I moved to another South Australian organisation called Jobs Statewide and they were in employment and labour hire and had a bigger footprint and more staff.
From there I moved into the CEO role at the very good charity Variety South Australia. I had about 12 months there and then the role of Chief Operating Officer came up and I applied for that. There was a time when I was out of work after my failed candidacy at Norwood when I actually said I’m going to have to invest in me and give myself a plan to get into a C-level role in 10 years. Included in that was to trying to educate myself – so the MBA played a part – and now I’ve been the Chief Operating Officer here since 2013 and doing a job to try and improve the commercial outcomes at the footy club.
What does the COO role at the Crows involve?
It’s a great role because it’s dynamic. You’re spanning from digital through to community through to fan base to merchandise to stadium to activation to events. We have great people and it’s an expanding role. But we don’t take that for granted because things can change really quickly – we need to perform on field and if we do, commercial success is a lot easier to achieve.
We have two areas: on field and off field. Off field the club had done OK when I came on board. We were transitioning from AAMI Stadium, Adelaide Oval was new in the future but if we looked at our commercial benchmarking and the core areas of our commercial business – membership, ticketing, sponsorships, partnerships – the general areas we get money into the club, we were probably average and in some of those areas below average. But probably the perception out there was that we were pretty good. So coming in I found myself probably wanting to help the club change that and work those benchmarks so we were a leading club in the AFL. A number of those things have turned around and have started to improve. Attendance is number one in the AFL, membership is growing, our fan base is far, wide and strong, we are probably in the top four when it comes to avid fans. The football club monetises the fan base so whether you buy a piece of merchandise or go to a game, that’s how we make money as a football club. Our fans have been super supportive and last year most of our games were sold out and in light of that our partnerships and sponsorships have grown and our merchandise and the way we sell that also has probably moved us into the top echelon of AFL clubs.

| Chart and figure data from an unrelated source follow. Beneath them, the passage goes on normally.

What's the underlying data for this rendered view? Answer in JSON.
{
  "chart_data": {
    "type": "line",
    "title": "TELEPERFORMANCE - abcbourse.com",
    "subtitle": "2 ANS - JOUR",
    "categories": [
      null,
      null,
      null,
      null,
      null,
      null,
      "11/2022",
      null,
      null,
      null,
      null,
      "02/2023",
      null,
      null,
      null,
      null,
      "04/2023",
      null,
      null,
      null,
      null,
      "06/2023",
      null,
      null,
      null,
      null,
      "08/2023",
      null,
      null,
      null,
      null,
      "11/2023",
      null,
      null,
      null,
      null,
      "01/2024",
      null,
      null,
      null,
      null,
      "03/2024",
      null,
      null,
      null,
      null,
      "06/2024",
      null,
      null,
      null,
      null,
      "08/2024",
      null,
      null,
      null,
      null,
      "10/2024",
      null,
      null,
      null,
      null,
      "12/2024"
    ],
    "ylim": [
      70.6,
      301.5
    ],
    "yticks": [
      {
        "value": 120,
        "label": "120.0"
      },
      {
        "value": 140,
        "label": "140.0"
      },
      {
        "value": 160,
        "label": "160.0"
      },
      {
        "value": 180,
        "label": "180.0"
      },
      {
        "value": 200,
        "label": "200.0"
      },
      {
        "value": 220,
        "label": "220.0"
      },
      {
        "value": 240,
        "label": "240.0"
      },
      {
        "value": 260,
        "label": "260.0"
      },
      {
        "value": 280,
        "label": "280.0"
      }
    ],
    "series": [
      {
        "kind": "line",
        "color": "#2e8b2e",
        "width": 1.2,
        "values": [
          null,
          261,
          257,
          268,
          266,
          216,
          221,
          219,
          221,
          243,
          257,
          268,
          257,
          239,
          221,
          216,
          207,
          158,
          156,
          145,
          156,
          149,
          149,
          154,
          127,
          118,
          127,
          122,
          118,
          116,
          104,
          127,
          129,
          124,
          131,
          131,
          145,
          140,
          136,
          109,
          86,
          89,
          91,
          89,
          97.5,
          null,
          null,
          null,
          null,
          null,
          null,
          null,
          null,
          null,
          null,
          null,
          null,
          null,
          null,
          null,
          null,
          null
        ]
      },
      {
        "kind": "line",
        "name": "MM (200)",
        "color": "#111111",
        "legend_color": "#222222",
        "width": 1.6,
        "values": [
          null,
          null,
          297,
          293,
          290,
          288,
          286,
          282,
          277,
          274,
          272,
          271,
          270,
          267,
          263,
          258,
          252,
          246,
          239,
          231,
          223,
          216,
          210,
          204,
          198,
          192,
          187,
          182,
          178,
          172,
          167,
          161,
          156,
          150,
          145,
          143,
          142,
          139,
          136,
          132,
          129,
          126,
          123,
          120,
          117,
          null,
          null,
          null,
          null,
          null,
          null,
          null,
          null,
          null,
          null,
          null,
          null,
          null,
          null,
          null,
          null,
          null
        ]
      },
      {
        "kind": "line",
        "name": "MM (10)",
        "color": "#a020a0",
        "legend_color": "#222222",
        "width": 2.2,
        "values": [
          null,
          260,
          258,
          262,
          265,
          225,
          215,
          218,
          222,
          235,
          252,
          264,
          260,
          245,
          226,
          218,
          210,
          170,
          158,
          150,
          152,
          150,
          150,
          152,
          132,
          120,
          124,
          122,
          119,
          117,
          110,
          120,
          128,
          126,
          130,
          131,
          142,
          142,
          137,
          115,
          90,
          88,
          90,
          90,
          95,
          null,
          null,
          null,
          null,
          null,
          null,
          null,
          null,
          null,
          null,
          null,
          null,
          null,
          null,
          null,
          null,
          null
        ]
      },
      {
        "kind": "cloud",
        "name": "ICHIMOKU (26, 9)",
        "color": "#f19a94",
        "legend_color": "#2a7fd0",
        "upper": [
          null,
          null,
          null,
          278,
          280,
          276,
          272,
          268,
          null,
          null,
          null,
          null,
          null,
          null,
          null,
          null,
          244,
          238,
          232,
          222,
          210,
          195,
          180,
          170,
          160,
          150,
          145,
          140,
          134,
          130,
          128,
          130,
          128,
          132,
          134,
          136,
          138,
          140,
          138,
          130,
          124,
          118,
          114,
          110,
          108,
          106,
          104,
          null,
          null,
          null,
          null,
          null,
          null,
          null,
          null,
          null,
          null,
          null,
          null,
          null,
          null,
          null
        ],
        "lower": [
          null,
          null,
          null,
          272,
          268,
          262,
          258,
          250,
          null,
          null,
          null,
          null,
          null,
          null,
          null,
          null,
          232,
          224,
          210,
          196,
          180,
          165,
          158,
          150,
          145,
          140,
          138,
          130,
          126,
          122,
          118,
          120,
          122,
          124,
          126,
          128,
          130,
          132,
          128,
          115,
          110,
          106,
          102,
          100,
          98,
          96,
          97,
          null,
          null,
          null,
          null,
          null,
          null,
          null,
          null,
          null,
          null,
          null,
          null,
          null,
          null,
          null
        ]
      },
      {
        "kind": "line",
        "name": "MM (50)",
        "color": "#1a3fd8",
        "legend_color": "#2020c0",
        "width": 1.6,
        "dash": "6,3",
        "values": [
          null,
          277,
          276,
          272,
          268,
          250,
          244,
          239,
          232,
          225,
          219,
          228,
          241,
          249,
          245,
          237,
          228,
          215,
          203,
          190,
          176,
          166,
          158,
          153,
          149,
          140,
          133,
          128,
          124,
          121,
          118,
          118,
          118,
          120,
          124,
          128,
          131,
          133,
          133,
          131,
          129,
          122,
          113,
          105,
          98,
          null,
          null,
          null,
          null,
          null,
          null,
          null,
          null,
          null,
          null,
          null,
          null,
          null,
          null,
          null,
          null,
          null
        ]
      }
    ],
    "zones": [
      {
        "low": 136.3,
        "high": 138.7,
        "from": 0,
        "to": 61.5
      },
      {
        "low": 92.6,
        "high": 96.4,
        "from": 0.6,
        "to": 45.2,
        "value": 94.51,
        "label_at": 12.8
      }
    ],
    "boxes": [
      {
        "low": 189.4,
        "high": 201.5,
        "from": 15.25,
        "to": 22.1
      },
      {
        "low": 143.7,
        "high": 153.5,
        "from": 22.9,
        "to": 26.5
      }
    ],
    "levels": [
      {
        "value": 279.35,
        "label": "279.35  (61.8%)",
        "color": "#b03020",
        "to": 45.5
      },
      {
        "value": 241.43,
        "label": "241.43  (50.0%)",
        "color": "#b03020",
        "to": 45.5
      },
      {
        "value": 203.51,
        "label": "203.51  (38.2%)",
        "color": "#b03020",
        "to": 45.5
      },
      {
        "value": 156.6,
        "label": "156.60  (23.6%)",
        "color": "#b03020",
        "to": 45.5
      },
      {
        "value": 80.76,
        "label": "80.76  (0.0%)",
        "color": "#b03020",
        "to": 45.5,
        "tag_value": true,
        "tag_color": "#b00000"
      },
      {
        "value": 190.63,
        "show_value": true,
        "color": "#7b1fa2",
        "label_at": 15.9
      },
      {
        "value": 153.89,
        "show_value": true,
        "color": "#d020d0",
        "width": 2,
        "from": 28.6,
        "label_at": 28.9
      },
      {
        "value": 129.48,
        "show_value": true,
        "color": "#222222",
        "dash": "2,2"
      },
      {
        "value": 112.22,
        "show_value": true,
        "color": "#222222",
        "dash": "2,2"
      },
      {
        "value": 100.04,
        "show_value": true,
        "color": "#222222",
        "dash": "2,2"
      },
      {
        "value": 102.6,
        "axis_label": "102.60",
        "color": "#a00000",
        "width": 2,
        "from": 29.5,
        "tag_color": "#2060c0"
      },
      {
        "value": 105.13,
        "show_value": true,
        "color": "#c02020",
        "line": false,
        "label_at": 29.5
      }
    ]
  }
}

We’ve got a women’s team starting up and we’ve had good sponsorship backing for that team, participation numbers are growing. What I’m really happy about as a past player is that we’ve got growth in a very competitive professional sport.
Has being a past player with the club helped you in your off-field role?
I think it has helped but being a past player doesn’t mean much. You’ve got to have other capabilities to be able to do the role, everything from managing people, managing performance, having at times tough conversations, giving and receiving feedback. I think what being a past player has done, it’s given me the ability to where necessary make comment in regards to football – I don’t do that very often – but I can say my opinion because I’ve played the game. The football department is well led and they’ve got good people so being a past player just gives you some confidence in that field of football.
What does the future hold for Nigel Smart?
Life is incredibly short. My father passed away quite young at 56. I’m 47 so it gives me a benchmark in terms of you don’t have long on the earth so you want to make it count. What I do understand is that without a complete focus you are not going to perform and you are not going to do it with quality. My focus is on the footy club now and certainly getting 2017 commercially set so we can succeed and outside of that family and experiences are going to be a very important combination for me.